Enhanced Many-Electron Effects on Excited States of Gated Bilayer Graphene
Yufeng Liang, Li Yang

TL;DR
This study uses advanced first-principles simulations to accurately analyze the excited-state properties of gated bilayer graphene, revealing the critical role of many-electron effects and predicting novel excitonic phenomena.
Contribution
First-principles GW-BSE simulations provide the first accurate quasiparticle and optical spectra for gated bilayer graphene, highlighting the importance of many-electron effects.
Findings
Enhanced electron-electron interactions significantly increase the QP band gap.
Infrared absorption spectra are dominated by bright bound excitons.
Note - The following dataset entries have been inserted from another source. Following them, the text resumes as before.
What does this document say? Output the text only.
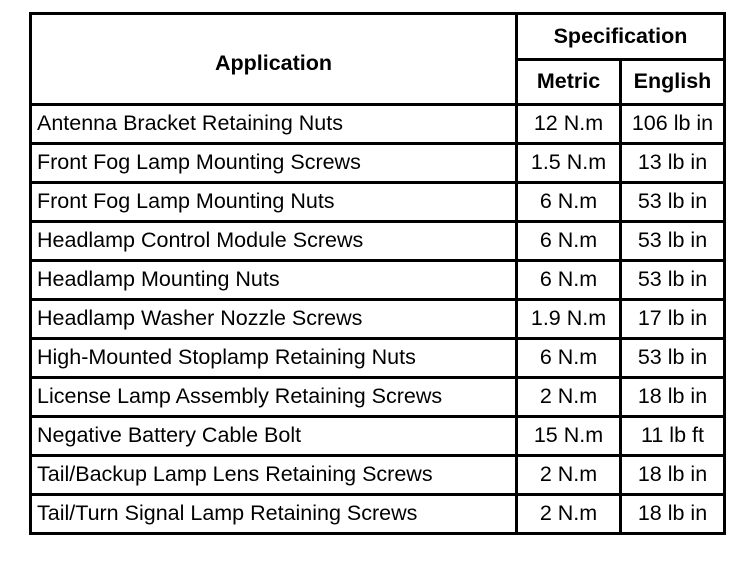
Application	Specification	
	Metric	English
Antenna Bracket Retaining Nuts	12 N.m	106 lb in
Front Fog Lamp Mounting Screws	1.5 N.m	13 lb in
Front Fog Lamp Mounting Nuts	6 N.m	53 lb in
Headlamp Control Module Screws	6 N.m	53 lb in
Headlamp Mounting Nuts	6 N.m	53 lb in
Headlamp Washer Nozzle Screws	1.9 N.m	17 lb in
High-Mounted Stoplamp Retaining Nuts	6 N.m	53 lb in
License Lamp Assembly Retaining Screws	2 N.m	18 lb in
Negative Battery Cable Bolt	15 N.m	11 lb ft
Tail/Backup Lamp Lens Retaining Screws	2 N.m	18 lb in
Tail/Turn Signal Lamp Retaining Screws	2 N.m	18 lb in
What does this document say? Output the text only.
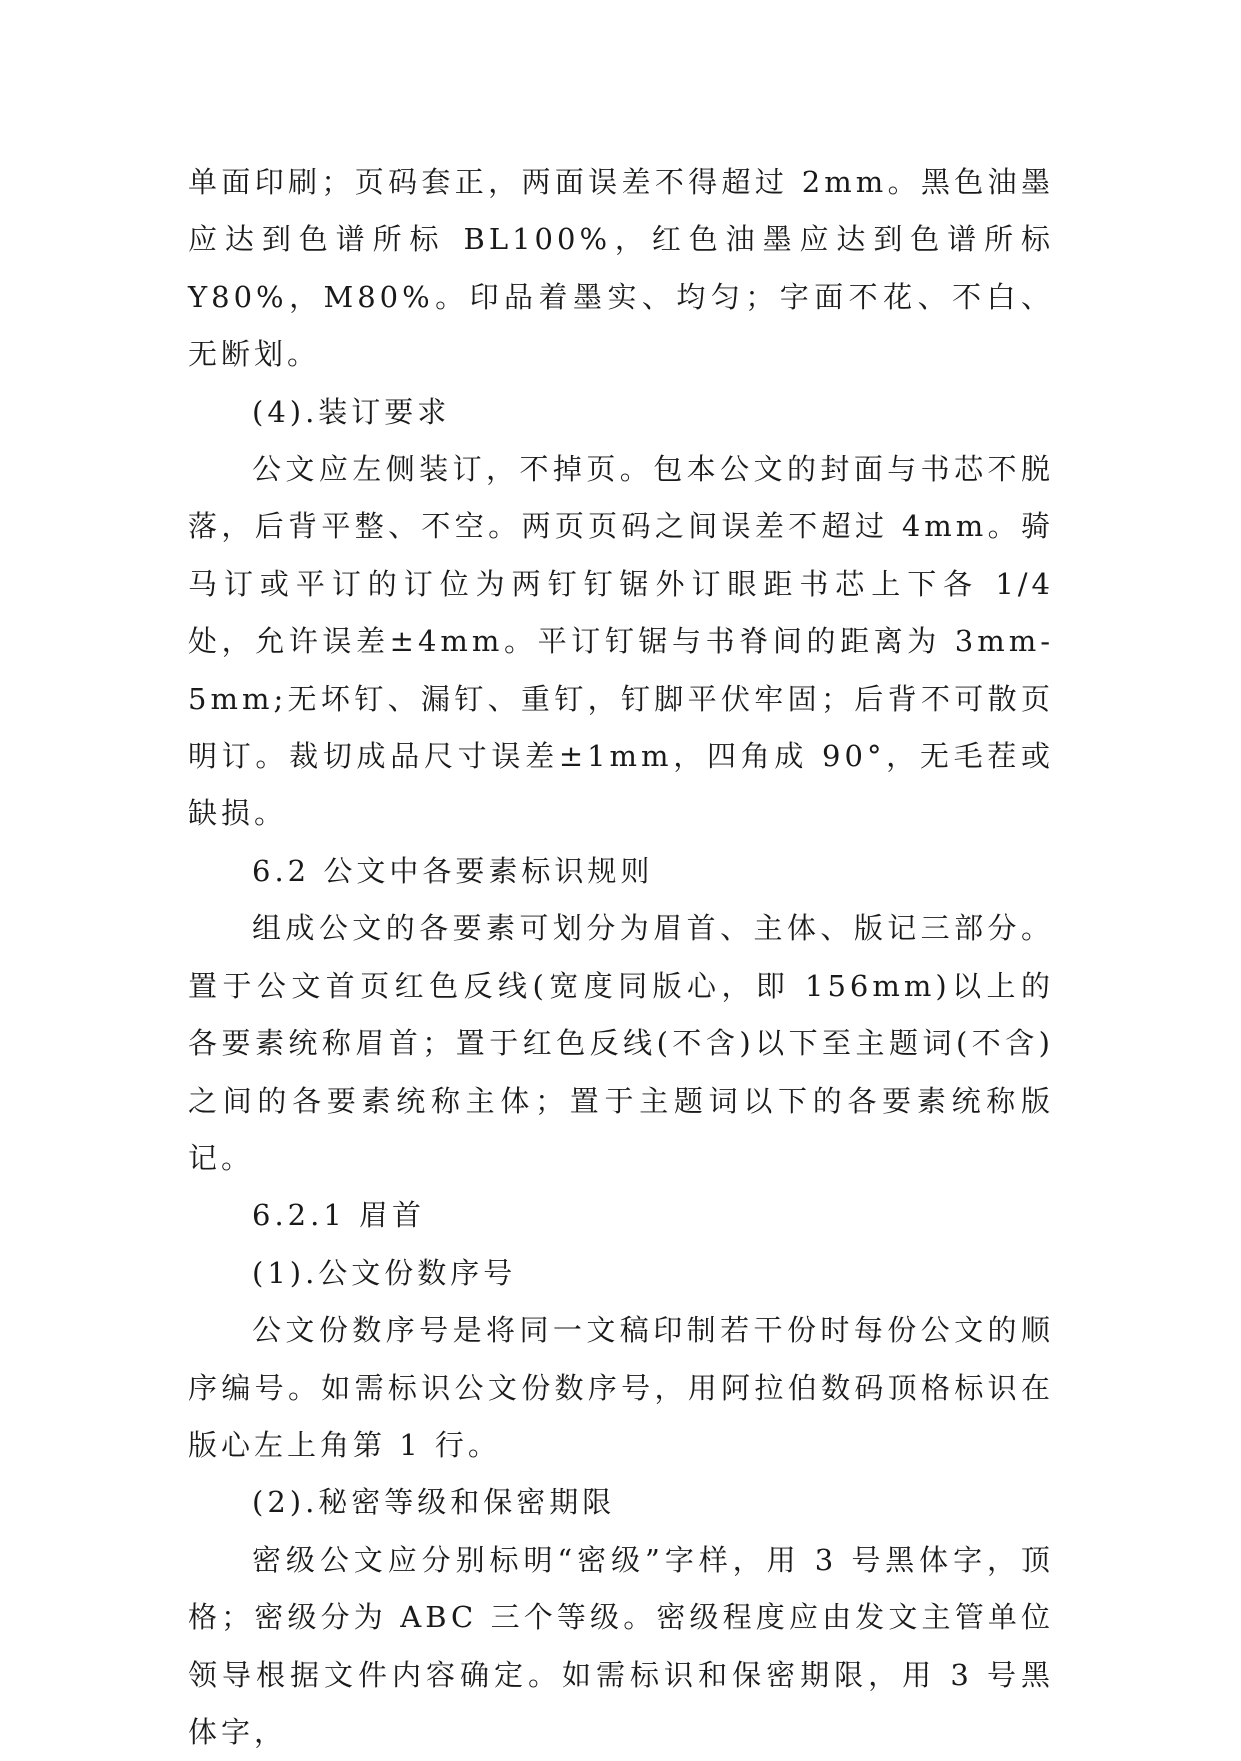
单面印刷；页码套正，两面误差不得超过 2mm。黑色油墨应达到色谱所标 BL100%，红色油墨应达到色谱所标 Y80%，M80%。印品着墨实、均匀；字面不花、不白、无断划。

(4).装订要求

公文应左侧装订，不掉页。包本公文的封面与书芯不脱落，后背平整、不空。两页页码之间误差不超过 4mm。骑马订或平订的订位为两钉钉锯外订眼距书芯上下各 1/4 处，允许误差±4mm。平订钉锯与书脊间的距离为 3mm-5mm;无坏钉、漏钉、重钉，钉脚平伏牢固；后背不可散页明订。裁切成品尺寸误差±1mm，四角成 90°，无毛茬或缺损。

6.2 公文中各要素标识规则

组成公文的各要素可划分为眉首、主体、版记三部分。置于公文首页红色反线(宽度同版心，即 156mm)以上的各要素统称眉首；置于红色反线(不含)以下至主题词(不含)之间的各要素统称主体；置于主题词以下的各要素统称版记。

6.2.1 眉首

(1).公文份数序号

公文份数序号是将同一文稿印制若干份时每份公文的顺序编号。如需标识公文份数序号，用阿拉伯数码顶格标识在版心左上角第 1 行。

(2).秘密等级和保密期限

密级公文应分别标明“密级”字样，用 3 号黑体字，顶格；密级分为 ABC 三个等级。密级程度应由发文主管单位领导根据文件内容确定。如需标识和保密期限，用 3 号黑体字，
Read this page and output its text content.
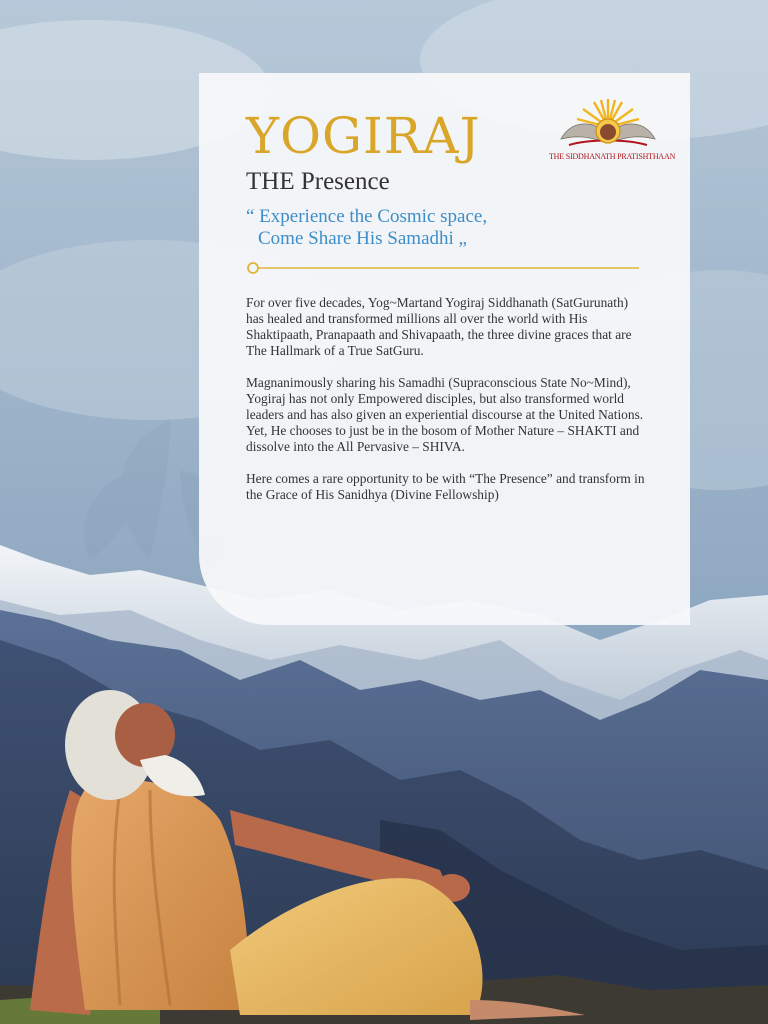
YOGIRAJ
THE Presence
“ Experience the Cosmic space,
Come Share His Samadhi „
THE SIDDHANATH PRATISHTHAAN

For over five decades, Yog~Martand Yogiraj Siddhanath (SatGurunath) has healed and transformed millions all over the world with His Shaktipaath, Pranapaath and Shivapaath, the three divine graces that are The Hallmark of a True SatGuru.

Magnanimously sharing his Samadhi (Supraconscious State No~Mind), Yogiraj has not only Empowered disciples, but also transformed world leaders and has also given an experiential discourse at the United Nations. Yet, He chooses to just be in the bosom of Mother Nature – SHAKTI and dissolve into the All Pervasive – SHIVA.

Here comes a rare opportunity to be with “The Presence” and transform in the Grace of His Sanidhya (Divine Fellowship)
Predicted exotic excitonic effects for future optoelectronic applications.
Abstract
By employing the first-principles GW-Bethe-Salpeter Equation (BSE) simulation, we obtain, for the first time, the accurate quasiparticle (QP) band gap, optical absorption spectra and their dependence on the gate field of gated bilayer graphene (GBLG). Many-electron effects are shown to be extremely important to understand these excited-state properties; enhanced electron-electron interactions dramatically enlarge the QP band gap; infrared optical absorption spectra are dictated by bright bound excitons. Our results well explain recent experiments and satisfyingly solve the puzzle about the inconsistency between experimentally measured transport and optical band gaps. Moreover, our calculation reveals fine excitonic structures and predicts exotic excitonic effects that have not been observed yet, which can be of interest for optoelectronics applications based on GBLG.